Indochine procède autrement : on ne va pas voir Indochine, on entre en Indochine. C’est envoûtant, les volutes d’encens ; la foule appelle. Plus forte la musique ; la foule hurle. Les écrans se déploient, les silhouettes se dessinent, une ville autour, Indochine se matérialise. De loin mais je tremble les canons explosent. Je rentre dans ta vie et…
Les milliers d’autres ont disparu, tout est confondu un seul corps un seul cœur un seul cri. Indochine lui a donné la vie, mais on ne saurait plus distinguer maintenant. Douze mille personnes sont désormais Indochine, et soi une entité qui n’a plus de limites physiques, portée par des bras gigantesques. Ils la déploient et lui montrent les gestes.

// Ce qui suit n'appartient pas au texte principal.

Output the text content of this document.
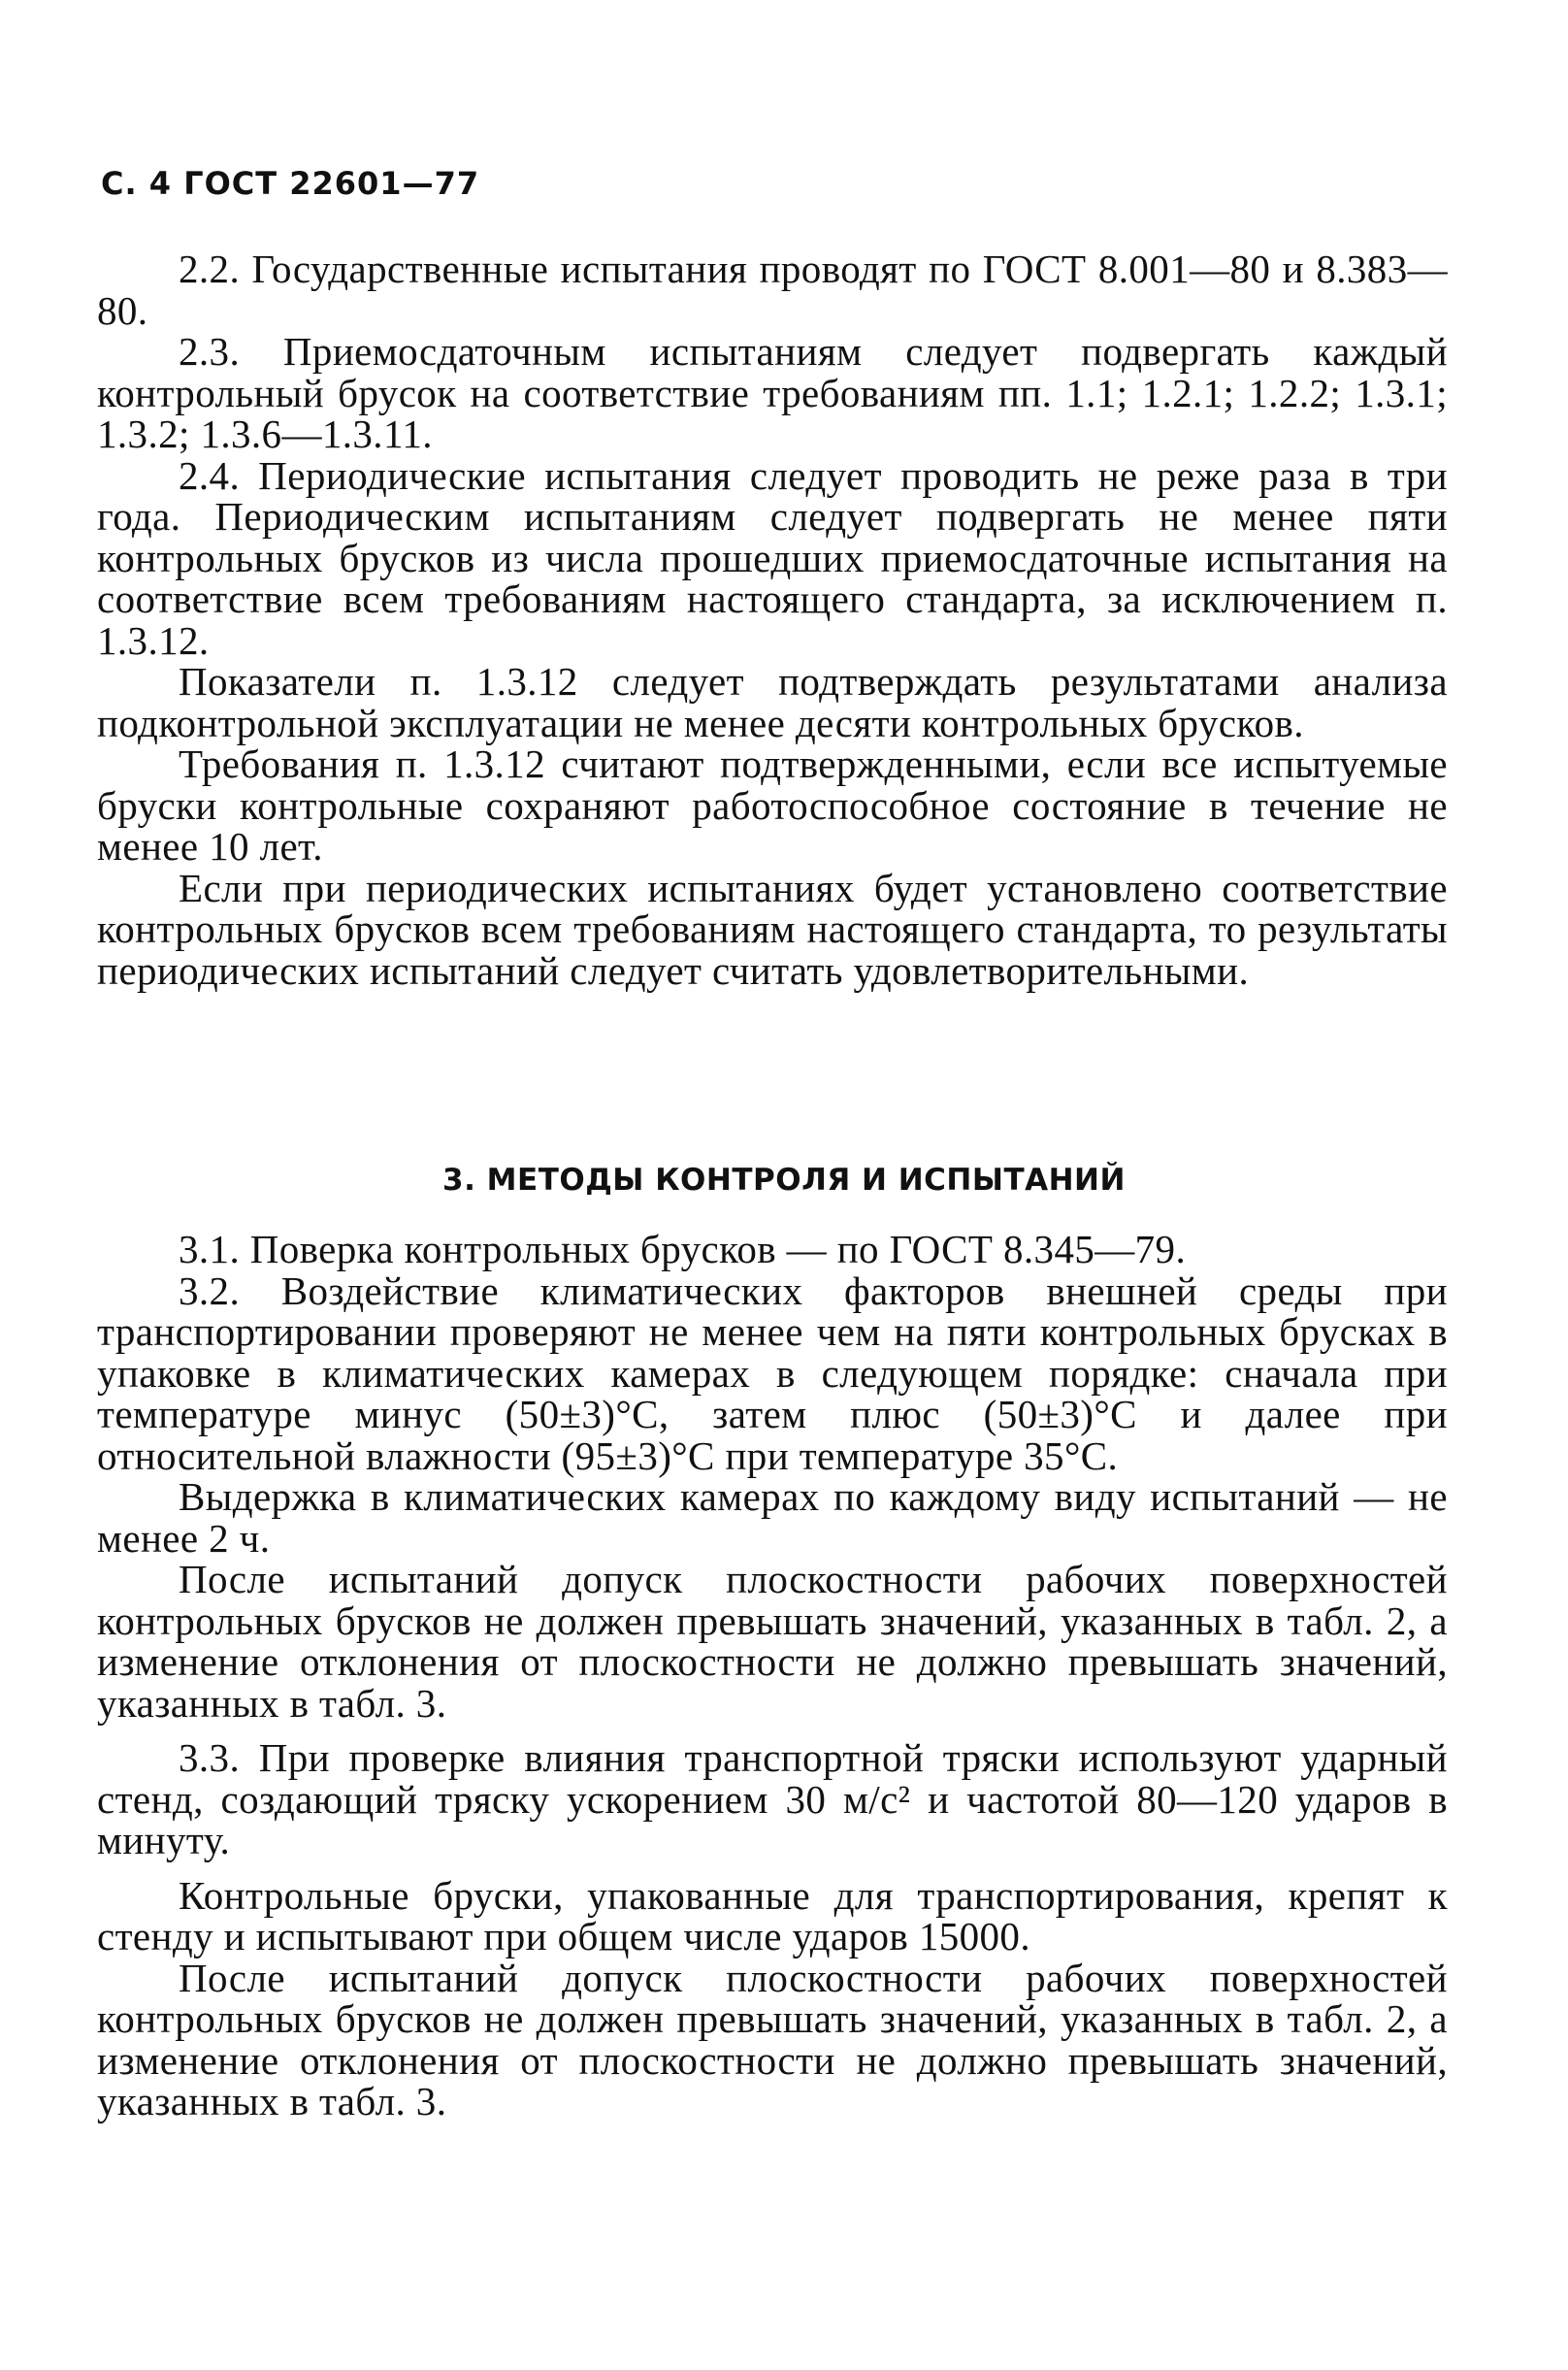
С. 4 ГОСТ 22601—77

2.2. Государственные испытания проводят по ГОСТ 8.001—80 и 8.383—80.

2.3. Приемосдаточным испытаниям следует подвергать каждый контрольный брусок на соответствие требованиям пп. 1.1; 1.2.1; 1.2.2; 1.3.1; 1.3.2; 1.3.6—1.3.11.

2.4. Периодические испытания следует проводить не реже раза в три года. Периодическим испытаниям следует подвергать не менее пяти контрольных брусков из числа прошедших приемосдаточные испытания на соответствие всем требованиям настоящего стандарта, за исключением п. 1.3.12.

Показатели п. 1.3.12 следует подтверждать результатами анализа подконтрольной эксплуатации не менее десяти контрольных брусков.

Требования п. 1.3.12 считают подтвержденными, если все испытуемые бруски контрольные сохраняют работоспособное состояние в течение не менее 10 лет.

Если при периодических испытаниях будет установлено соответствие контрольных брусков всем требованиям настоящего стандарта, то результаты периодических испытаний следует считать удовлетворительными.

3. МЕТОДЫ КОНТРОЛЯ И ИСПЫТАНИЙ

3.1. Поверка контрольных брусков — по ГОСТ 8.345—79.

3.2. Воздействие климатических факторов внешней среды при транспортировании проверяют не менее чем на пяти контрольных брусках в упаковке в климатических камерах в следующем порядке: сначала при температуре минус (50±3)°С, затем плюс (50±3)°С и далее при относительной влажности (95±3)°С при температуре 35°С.

Выдержка в климатических камерах по каждому виду испытаний — не менее 2 ч.

После испытаний допуск плоскостности рабочих поверхностей контрольных брусков не должен превышать значений, указанных в табл. 2, а изменение отклонения от плоскостности не должно превышать значений, указанных в табл. 3.

3.3. При проверке влияния транспортной тряски используют ударный стенд, создающий тряску ускорением 30 м/с² и частотой 80—120 ударов в минуту.

Контрольные бруски, упакованные для транспортирования, крепят к стенду и испытывают при общем числе ударов 15000.

После испытаний допуск плоскостности рабочих поверхностей контрольных брусков не должен превышать значений, указанных в табл. 2, а изменение отклонения от плоскостности не должно превышать значений, указанных в табл. 3.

Le concert a duré près de trois heures, le temps de trente-trois morceaux. Un équilibre parfait entre les chansons du très très vieux groupe (sic) et celui du Black City Parade, mais c’est inutile : on les connaît toutes par cœur. Les confettis pleuvent sous Traffic Girl, J’ai Demandé à la Lune disparait derrière les banderoles, et L’Aventurier apparaît dans des colonnes de feu. Sans parler des ballons lancés à travers la foule, et de ceux qu’elle brandit aux couleurs de la Belgique, de ce cœur qui bat à l’ouverture de Marilyn, et de tout ce qu’on ne saurait décrire, qui échappe à la raison, comme pendant trois heures les lois physiques n’ont plus eu cours.

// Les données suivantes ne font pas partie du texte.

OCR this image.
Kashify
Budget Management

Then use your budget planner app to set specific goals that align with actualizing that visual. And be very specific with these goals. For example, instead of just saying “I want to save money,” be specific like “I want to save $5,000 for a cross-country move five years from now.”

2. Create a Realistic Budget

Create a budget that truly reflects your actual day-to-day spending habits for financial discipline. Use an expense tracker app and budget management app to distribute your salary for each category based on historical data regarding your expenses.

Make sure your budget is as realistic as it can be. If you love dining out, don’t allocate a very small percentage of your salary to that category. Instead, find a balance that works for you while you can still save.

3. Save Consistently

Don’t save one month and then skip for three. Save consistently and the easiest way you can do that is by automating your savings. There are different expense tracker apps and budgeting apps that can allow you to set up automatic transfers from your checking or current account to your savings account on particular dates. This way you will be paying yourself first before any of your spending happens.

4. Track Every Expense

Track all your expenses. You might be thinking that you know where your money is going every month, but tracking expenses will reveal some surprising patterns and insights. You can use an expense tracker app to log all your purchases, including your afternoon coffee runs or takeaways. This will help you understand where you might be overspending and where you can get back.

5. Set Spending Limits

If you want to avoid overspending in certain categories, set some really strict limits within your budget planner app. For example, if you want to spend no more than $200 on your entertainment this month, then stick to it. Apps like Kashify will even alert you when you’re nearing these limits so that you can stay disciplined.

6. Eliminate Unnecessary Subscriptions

J’avais craint que de voir l’envers du décor ne brise l’envoûtement. Mais comment aurait-il opéré si tout, même l’invisible, n’en avait fait partie ? Antony nous parle de l’équipe, septante personnes, comme d’une grande famille. Il nous présente le chef de la sécurité, le management, c’est vrai qu’ils ont tous l’air de bien s’entendre. On verra le coiffeur de Nicola, par hasard, ceux qui s’occupent du merchandising, et les autres, de loin, qui travaillent sur ce projet comme nous chanterons, en un seul choeur, deux heures plus tard.

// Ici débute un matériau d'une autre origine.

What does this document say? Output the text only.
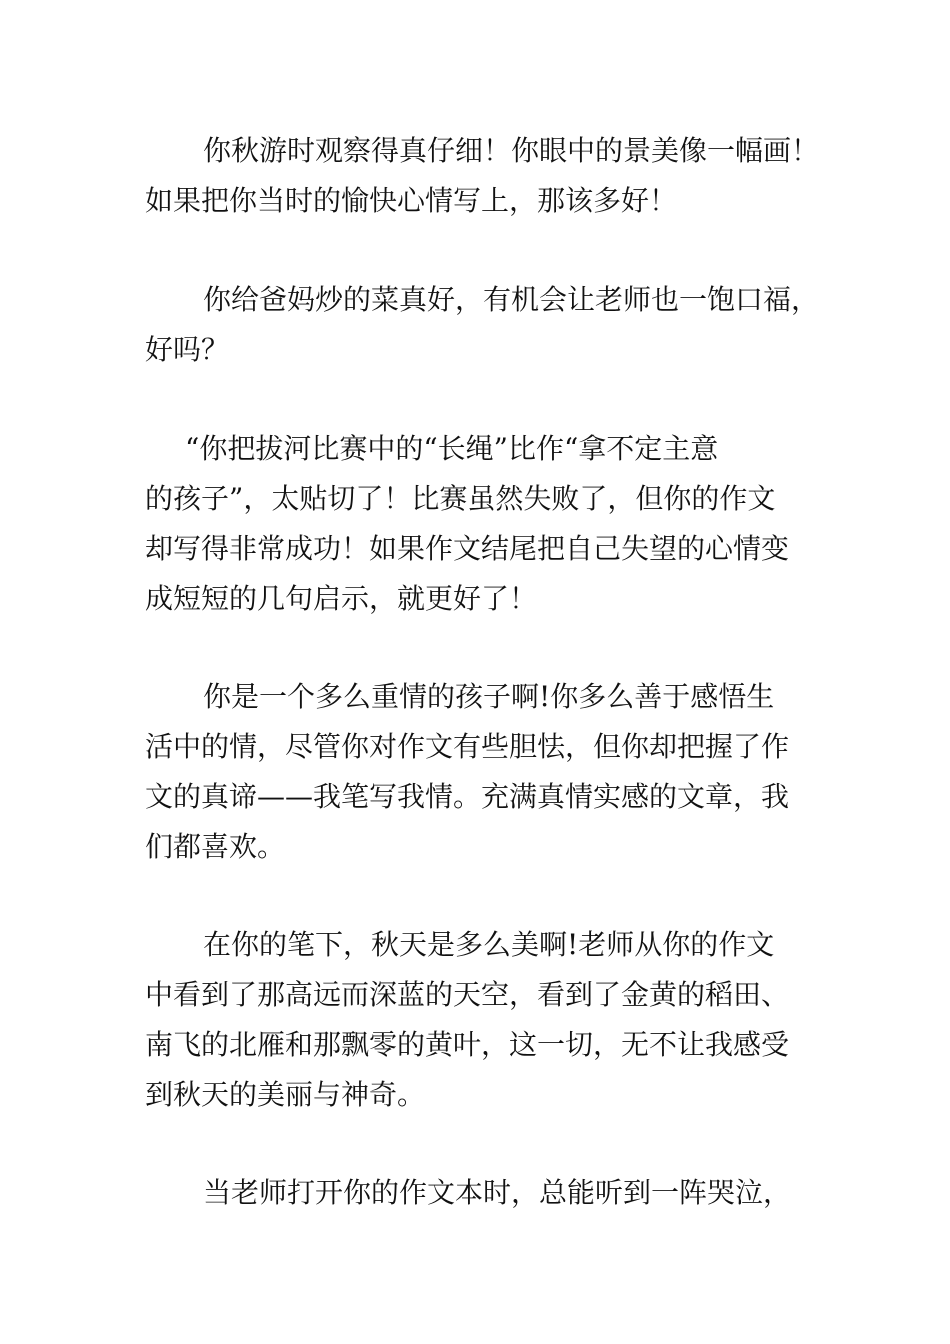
你秋游时观察得真仔细！你眼中的景美像一幅画！
如果把你当时的愉快心情写上，那该多好！

你给爸妈炒的菜真好，有机会让老师也一饱口福，
好吗？

“你把拔河比赛中的“长绳”比作“拿不定主意
的孩子”，太贴切了！比赛虽然失败了，但你的作文
却写得非常成功！如果作文结尾把自己失望的心情变
成短短的几句启示，就更好了！

你是一个多么重情的孩子啊!你多么善于感悟生
活中的情，尽管你对作文有些胆怯，但你却把握了作
文的真谛——我笔写我情。充满真情实感的文章，我
们都喜欢。

在你的笔下，秋天是多么美啊!老师从你的作文
中看到了那高远而深蓝的天空，看到了金黄的稻田、
南飞的北雁和那飘零的黄叶，这一切，无不让我感受
到秋天的美丽与神奇。

当老师打开你的作文本时，总能听到一阵哭泣，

Nous-mêmes ne nous sentirons jamais de trop. On tutoie Antony, il nous montre tout, et tous nous saluent… jusqu’à Nicola qui, après s’être donné âme et chair trois heures durant, et avant, encore, une réunion pour le futur DVD, a trouvé le temps de nous recevoir, de nous faire asseoir et de nous parler. Il a l’air heureux, il est très beau.
Merci Indochine Merci Nicola. Mais les mots n’existent pas pour le dire
Il avait remercié la salle, de lui avoir fait confiance depuis aussi longtemps. Il n’y a là rien d’irrationnel ; l’énergie nous a été donnée avant d’être rendue. Mais qu’Indochine batte si fort en chacun de nous, pour que douze mille visages, vingt-quatre mille bras et cinq fois autant de mains tendues ne fassent plus qu’un, au-delà de nous-même, c’est toujours un mystère. Et si ce n’est pas la vraie vie, mais ils la portent.